Katharina M. Rogers – Feminine Agency and Feminine Values in Venice Preserved: A Response to Elizabeth Gruber


Feminine Agency and Feminine Values in Venice Preserved: A Response to Elizabeth Gruber

Katharina M. Rogers

Published in Connotations Vol. 17.2-3 (2007/08)


It appears to me that Elizabeth Gruber's "'Betray'd to Shame': Venice Preserved and the Paradox of She−Tragedy" diminishes Thomas Otway's play by reducing it to a she−tragedy that focuses on a female protagonist in order to display her victimization. This genre was promoted by the appearance of actresses after the Restoration, although it should be remembered that one of its finest examples, John Webster's Duchess of Malfi, appeared long before there was an actress to play the leading role. And it is true that Venice Preserved offers its audience the spectacle of the sufferings of a beautiful woman. However, it rises far above the limitations of that genre as practiced by writers like John Banks and Thomas Southerne. Belvidera is not a passive victim. Confident that her feminine values of love, tenderness, attachment to family, and abhorrence of bloodshed are superior to the masculine political goals of the conspirators, she actively advances her values by pressuring Jaffeir into revealing the rebels' conspiracy to the Senate. She is responsible for her fate in that this action precipitates her destruction, as well as that of Jaffeir and Pierre. Her death scene does not merely evoke pity for a suffering woman character, but makes us painfully aware that the indispensable values she represents—love, compassion, humanity—are constantly destroyed in a man's world. To emphasize this point, Otway concluded his play with her totally bleak death. There is a tragic resolution in the death of the two men, as Pierre dies with his values intact and Jaffeir redeems himself as a man by saving his friend from [→page 198] being debased by torture and then killing himself. Masculine values are thrillingly affirmed, and John Dryden or Nathaniel Lee would have dropped the curtain there. Otway, however, not accepting that comforting resolution, went on to show us what has been lost. Belvidera, the only character untainted by selfishness and cruelty, cannot have an uplifting death, because the values which give meaning to Jaffeir's and Pierre's deaths have none for her, and the values she advocates cannot survive in a patriarchal society. The final words of the play express Priuli's recognition, too late, of the harm done by "cruel fathers"—or patriarchy. Masculine values triumph in Venice Preserved, but Otway makes clear that they triumph at the expense of equally important feminine values; thus he does not reassert "tragedy as a masculine space" (Gruber 159).

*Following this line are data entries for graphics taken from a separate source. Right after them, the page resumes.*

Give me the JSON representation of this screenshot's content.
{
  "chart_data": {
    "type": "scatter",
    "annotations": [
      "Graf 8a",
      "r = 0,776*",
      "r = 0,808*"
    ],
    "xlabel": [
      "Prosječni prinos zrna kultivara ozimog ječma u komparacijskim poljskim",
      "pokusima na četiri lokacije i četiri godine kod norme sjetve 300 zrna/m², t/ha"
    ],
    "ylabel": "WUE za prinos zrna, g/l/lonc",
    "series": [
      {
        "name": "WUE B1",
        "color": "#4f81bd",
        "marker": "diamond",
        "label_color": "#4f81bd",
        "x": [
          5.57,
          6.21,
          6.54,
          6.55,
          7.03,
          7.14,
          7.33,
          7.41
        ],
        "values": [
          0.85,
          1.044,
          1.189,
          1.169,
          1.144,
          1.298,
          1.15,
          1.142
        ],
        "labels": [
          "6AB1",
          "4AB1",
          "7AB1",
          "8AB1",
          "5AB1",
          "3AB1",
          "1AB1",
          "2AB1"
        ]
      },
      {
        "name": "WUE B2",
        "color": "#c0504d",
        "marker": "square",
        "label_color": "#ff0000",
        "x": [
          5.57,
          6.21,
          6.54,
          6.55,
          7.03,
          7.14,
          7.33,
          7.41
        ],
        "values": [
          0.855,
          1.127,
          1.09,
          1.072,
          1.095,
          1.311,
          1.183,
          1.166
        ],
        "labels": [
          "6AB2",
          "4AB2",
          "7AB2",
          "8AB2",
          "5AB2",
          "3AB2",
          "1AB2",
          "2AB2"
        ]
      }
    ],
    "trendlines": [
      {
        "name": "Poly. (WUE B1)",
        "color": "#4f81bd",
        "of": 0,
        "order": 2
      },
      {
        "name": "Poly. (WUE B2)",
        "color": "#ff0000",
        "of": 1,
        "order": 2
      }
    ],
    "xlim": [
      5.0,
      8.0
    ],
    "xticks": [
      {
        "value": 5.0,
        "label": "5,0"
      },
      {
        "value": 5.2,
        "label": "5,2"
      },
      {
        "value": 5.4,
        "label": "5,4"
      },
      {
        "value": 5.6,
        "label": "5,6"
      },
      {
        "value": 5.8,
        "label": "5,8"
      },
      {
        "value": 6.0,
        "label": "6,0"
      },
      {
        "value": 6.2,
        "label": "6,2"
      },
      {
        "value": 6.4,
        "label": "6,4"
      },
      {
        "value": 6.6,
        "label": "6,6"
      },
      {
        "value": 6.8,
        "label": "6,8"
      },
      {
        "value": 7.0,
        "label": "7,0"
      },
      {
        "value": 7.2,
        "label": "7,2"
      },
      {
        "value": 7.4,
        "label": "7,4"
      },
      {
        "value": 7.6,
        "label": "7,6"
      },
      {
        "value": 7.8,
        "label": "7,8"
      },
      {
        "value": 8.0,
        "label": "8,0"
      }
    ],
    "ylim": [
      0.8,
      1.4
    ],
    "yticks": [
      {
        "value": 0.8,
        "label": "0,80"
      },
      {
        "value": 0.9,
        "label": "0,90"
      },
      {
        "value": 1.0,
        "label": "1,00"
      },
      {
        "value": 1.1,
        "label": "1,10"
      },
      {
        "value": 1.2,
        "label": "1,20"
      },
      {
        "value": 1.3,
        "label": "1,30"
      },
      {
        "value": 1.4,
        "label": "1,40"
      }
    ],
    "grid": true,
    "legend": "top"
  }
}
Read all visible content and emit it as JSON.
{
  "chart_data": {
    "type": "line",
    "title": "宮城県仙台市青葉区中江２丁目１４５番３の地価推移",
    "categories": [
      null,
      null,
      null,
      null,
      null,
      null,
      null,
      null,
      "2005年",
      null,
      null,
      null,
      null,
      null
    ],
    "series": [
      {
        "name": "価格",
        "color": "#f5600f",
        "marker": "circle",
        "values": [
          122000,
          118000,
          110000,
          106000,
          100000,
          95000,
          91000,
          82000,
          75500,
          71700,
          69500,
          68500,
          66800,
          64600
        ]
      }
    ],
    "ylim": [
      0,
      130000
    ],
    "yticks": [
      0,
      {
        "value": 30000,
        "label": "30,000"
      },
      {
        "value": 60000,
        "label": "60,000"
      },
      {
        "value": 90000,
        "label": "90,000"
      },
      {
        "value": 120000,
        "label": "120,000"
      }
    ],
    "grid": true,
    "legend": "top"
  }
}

Gruber's reading of Venice Preserved "as an adaptation of Othello" (159) further distracts from Otway's main theme: the conflict between two incompatible sets of values, both of which are valid and both limited. The plot element of a heroine marrying a man unacceptable to her father is too common to constitute a significant similarity. Venice in Shakespeare's play is an exotic setting where a Moor might plausibly command the armies of the state. In Otway's, it has powerful significance as an ancient republic where ideals of liberty and equality were still resonant. Political concerns are fundamental in Venice Preserved, while the tragedy in Othello is personal, despite the hero's public importance. The leading characters are strikingly different: unlike Desdemona, Othello, and Iago, Belvidera is an active agent, Jaffeir is torn between conflicting ideals, and, most important, Pierre is not a villain. He fights and is ready to die for worthy masculine values—loyalty between male friends, patriotism, liberty, and justice. The conflict in Othello is clearly between good and evil; that in Venice Preserved has good and evil on both sides—peace and established order versus revolution against corrupt, oppressive government. It is fitting that Othello kills himself, because he is expiating his guilt; but Belvidera's death is surely not a poetically just punishment "for encroaching upon Jaffeir and Pierre's relationship and muddying [→page 199] political waters with the force of her desire" (168). She was right to encroach, for Pierre misleads Jaffeir from his true nature and a revolution led by obviously flawed men ought to be averted. Nor is she an "unwitting victim," who is "never fully a participant in the action" (169); for she is responsible for the revelation of the plot.